Some other considerations:

  • Add a new SLT flag, say UNTRUSTED to indicate string log contents that originate either from a client request or a backend response. This is mainly to indicate that we don't know for sure whether a log formatter will need to do additional escaping/quoting.

  • Add a BOM byte (inspired by UTF), so that a VSL client can detect the byte order in a binary log file.

  • Encapsulate all of the meta-data in a "header" for binary log files, so that clients can read them without having to know the Varnish version with which the log was produced (or be forced to use the identical version of libvarnishapi).

Rationales for these ideas:

  • In practice, whether to escape strings from the log is one of the hardest (most annoying) problems for formatting strings from the log for a format like JSON. Notoriously, the User-Agent header may contain double quotes, or any other manner of shlock; and many logging use cases call for extracting User-Agent. IMO it would help a lot if we can tell VSL clients whether or not we know if a string in the log payload is free of such things. If we know for certain that it is (because only varnishd produced the string), then a JSON formatter only has to enclose it in double quotes.

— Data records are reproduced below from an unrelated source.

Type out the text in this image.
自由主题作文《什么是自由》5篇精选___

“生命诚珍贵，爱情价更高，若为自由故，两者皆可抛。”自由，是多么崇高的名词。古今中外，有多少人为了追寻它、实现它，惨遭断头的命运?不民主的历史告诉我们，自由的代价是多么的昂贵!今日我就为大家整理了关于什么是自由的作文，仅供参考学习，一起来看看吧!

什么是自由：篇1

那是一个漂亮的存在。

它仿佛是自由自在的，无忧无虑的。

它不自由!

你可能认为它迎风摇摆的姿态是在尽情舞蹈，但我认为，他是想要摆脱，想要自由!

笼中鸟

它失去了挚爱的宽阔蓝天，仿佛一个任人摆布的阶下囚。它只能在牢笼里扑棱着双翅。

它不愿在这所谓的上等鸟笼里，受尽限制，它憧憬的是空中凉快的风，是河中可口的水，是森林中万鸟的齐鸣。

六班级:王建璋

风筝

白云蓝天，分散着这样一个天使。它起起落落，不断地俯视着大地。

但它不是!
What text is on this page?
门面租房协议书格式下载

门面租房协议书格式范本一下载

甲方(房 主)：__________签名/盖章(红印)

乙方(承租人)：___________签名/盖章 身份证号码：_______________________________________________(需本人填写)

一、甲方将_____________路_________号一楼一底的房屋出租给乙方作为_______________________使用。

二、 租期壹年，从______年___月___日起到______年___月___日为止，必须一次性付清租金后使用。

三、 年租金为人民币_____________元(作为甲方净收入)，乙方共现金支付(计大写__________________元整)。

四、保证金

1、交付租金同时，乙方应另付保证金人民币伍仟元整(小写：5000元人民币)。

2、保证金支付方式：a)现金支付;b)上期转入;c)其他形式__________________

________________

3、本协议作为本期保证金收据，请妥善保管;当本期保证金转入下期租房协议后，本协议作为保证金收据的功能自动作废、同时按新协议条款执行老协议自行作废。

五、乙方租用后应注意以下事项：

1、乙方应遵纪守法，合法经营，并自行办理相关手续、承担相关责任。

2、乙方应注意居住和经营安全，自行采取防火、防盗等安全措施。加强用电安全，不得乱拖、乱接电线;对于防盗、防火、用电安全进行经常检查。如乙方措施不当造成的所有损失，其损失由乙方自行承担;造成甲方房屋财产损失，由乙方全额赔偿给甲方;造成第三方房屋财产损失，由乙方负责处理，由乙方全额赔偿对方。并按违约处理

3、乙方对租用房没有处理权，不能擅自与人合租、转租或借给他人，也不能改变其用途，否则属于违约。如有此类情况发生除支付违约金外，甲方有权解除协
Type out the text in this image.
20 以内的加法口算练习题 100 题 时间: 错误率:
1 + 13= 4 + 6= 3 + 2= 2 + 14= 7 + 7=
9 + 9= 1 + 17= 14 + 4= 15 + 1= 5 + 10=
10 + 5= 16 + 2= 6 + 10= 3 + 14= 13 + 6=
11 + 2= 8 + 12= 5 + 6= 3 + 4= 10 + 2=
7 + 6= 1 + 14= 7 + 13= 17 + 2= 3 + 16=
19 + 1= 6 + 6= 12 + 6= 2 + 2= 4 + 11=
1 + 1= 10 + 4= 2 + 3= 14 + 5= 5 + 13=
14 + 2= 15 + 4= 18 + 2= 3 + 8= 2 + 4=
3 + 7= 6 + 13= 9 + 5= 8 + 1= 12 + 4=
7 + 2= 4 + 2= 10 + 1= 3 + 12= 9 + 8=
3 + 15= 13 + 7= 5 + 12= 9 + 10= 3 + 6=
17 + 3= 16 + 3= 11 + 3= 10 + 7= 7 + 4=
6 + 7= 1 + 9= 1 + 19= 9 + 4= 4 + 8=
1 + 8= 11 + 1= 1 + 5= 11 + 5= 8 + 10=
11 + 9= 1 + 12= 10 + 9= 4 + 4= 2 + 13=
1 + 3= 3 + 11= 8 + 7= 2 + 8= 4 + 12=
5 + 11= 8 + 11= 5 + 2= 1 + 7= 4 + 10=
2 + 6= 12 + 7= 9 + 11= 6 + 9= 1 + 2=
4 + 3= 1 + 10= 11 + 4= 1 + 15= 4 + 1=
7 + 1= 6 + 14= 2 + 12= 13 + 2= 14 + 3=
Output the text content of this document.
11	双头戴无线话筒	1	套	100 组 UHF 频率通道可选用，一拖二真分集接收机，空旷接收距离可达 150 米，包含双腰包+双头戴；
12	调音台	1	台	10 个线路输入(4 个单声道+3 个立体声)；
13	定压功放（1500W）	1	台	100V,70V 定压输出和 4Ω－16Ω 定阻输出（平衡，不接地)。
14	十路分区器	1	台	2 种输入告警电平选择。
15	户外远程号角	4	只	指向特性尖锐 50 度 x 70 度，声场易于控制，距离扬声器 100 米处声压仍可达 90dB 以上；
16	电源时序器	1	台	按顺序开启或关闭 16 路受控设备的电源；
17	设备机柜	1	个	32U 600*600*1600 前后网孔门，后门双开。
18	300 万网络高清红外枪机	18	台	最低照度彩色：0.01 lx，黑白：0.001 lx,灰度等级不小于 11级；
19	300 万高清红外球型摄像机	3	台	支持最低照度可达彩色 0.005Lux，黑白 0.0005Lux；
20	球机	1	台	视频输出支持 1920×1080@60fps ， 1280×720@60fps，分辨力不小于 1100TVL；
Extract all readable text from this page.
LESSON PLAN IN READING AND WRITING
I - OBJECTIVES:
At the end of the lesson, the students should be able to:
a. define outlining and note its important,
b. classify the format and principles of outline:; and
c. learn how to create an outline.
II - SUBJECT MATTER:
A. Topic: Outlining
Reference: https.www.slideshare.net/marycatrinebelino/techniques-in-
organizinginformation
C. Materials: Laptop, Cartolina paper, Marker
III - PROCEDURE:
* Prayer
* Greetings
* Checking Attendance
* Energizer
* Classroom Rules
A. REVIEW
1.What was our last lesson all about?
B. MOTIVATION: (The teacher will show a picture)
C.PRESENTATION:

  • Byte order issues are only relevant for one rather uncommon situation -- a binary log file is produced on one machine, and read on another machine, not necessarily with the same native byte order. Ordinarily, log contents are read and written on the same machine. So we keep the solution appropriately small -- varnishd writes log contents in native byte order, and a binary log file makes the byte order detectable.

  • If binary log files have a header with the meta-data, then VSL clients reading binary log files may have a great deal of independence from the Varnish and API version with which log contents were created.